Breathing was almost impossible now, and his vision grayed. He rested his head in his hands. Spencer’s grip turned harsh, as if he knew that given the chance, Chess would run as far away from the condemning faces of the people he’d deceived.
He wiped his face and continued. “Eventually I got caught. I was picked up for solicitation in a sting in Riverside Park one night. Because I was only seventeen and didn’t have drugs on me at the time, they sent me to ACS, and the social workers there put me in rehab for ninety days. After that I went to a halfway house, where I spent the time studying for my GED, continuing my therapy, and staying clean. The rest is what I’ve already told you. I ended up in foster care anyway until I went to college.” Eyes streaming, he lifted his head to face a devastated André. “So now you know. I thought the record of my arrest was sealed, but apparently the old adage is true: money can buy anything…or anyone. This is the whole ugly story. I haven’t left anything out.”

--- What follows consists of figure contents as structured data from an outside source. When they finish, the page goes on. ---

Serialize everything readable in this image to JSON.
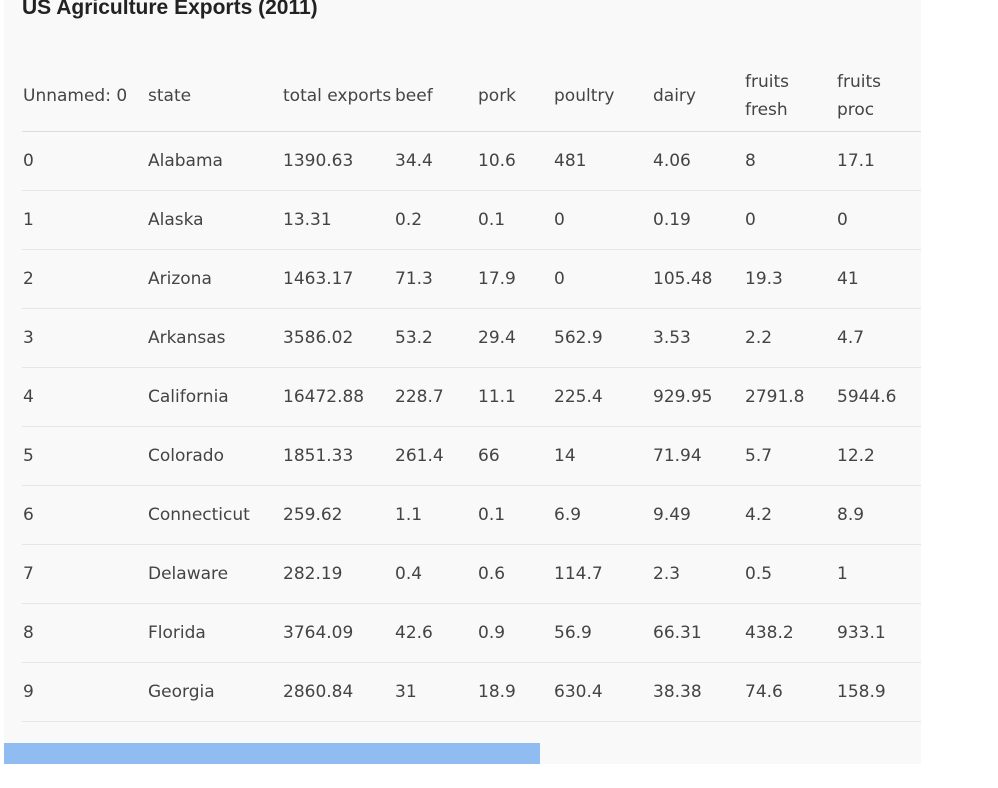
{
  "title": "US Agriculture Exports (2011)",
  "columns": [
    "Unnamed: 0",
    "state",
    "total exports",
    "beef",
    "pork",
    "poultry",
    "dairy",
    "fruits fresh",
    "fruits proc"
  ],
  "rows": [
    [
      "0",
      "Alabama",
      "1390.63",
      "34.4",
      "10.6",
      "481",
      "4.06",
      "8",
      "17.1"
    ],
    [
      "1",
      "Alaska",
      "13.31",
      "0.2",
      "0.1",
      "0",
      "0.19",
      "0",
      "0"
    ],
    [
      "2",
      "Arizona",
      "1463.17",
      "71.3",
      "17.9",
      "0",
      "105.48",
      "19.3",
      "41"
    ],
    [
      "3",
      "Arkansas",
      "3586.02",
      "53.2",
      "29.4",
      "562.9",
      "3.53",
      "2.2",
      "4.7"
    ],
    [
      "4",
      "California",
      "16472.88",
      "228.7",
      "11.1",
      "225.4",
      "929.95",
      "2791.8",
      "5944.6"
    ],
    [
      "5",
      "Colorado",
      "1851.33",
      "261.4",
      "66",
      "14",
      "71.94",
      "5.7",
      "12.2"
    ],
    [
      "6",
      "Connecticut",
      "259.62",
      "1.1",
      "0.1",
      "6.9",
      "9.49",
      "4.2",
      "8.9"
    ],
    [
      "7",
      "Delaware",
      "282.19",
      "0.4",
      "0.6",
      "114.7",
      "2.3",
      "0.5",
      "1"
    ],
    [
      "8",
      "Florida",
      "3764.09",
      "42.6",
      "0.9",
      "56.9",
      "66.31",
      "438.2",
      "933.1"
    ],
    [
      "9",
      "Georgia",
      "2860.84",
      "31",
      "18.9",
      "630.4",
      "38.38",
      "74.6",
      "158.9"
    ]
  ],
  "scrollbar": {
    "position": 0,
    "visible_fraction": 0.585
  },
  "colors": {
    "panel_bg": "#f9f9f9",
    "text": "#444444",
    "title": "#222222",
    "scroll_thumb": "#90bcf2",
    "row_border": "#e6e6e6"
  }
}
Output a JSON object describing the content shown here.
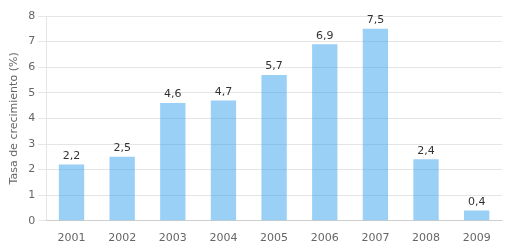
{
  "chart_data": {
    "type": "bar",
    "categories": [
      "2001",
      "2002",
      "2003",
      "2004",
      "2005",
      "2006",
      "2007",
      "2008",
      "2009"
    ],
    "values": [
      2.2,
      2.5,
      4.6,
      4.7,
      5.7,
      6.9,
      7.5,
      2.4,
      0.4
    ],
    "value_labels": [
      "2,2",
      "2,5",
      "4,6",
      "4,7",
      "5,7",
      "6,9",
      "7,5",
      "2,4",
      "0,4"
    ],
    "data_labels": true,
    "ylabel": "Tasa de crecimiento (%)",
    "ylim": [
      0,
      8
    ],
    "yticks": [
      0,
      1,
      2,
      3,
      4,
      5,
      6,
      7,
      8
    ],
    "grid": true
  }
}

To his right, he heard Bianca crying and Quentin comforting her. His friends remained by his side, and Chess’s frantic heart settled, knowing at least if he lost André, he’d still have their love and support.
“If it’s all right with you, I’d like to talk alone.” André’s face was a hard mask, a shell Chess had never thought he’d see aimed at him. He rose to his feet and nodded, still unable to look anyone in the eye.
“I’m ready.”
Following a step behind, there was little doubt in his mind that André would ask him to leave. The stiff set of his shoulders and granite-hard thrust of his jaw bode no tenderness or sweet forgiveness.
“In here.” André opened the door to the library, then closed it behind them. Several moments passed. “Why?”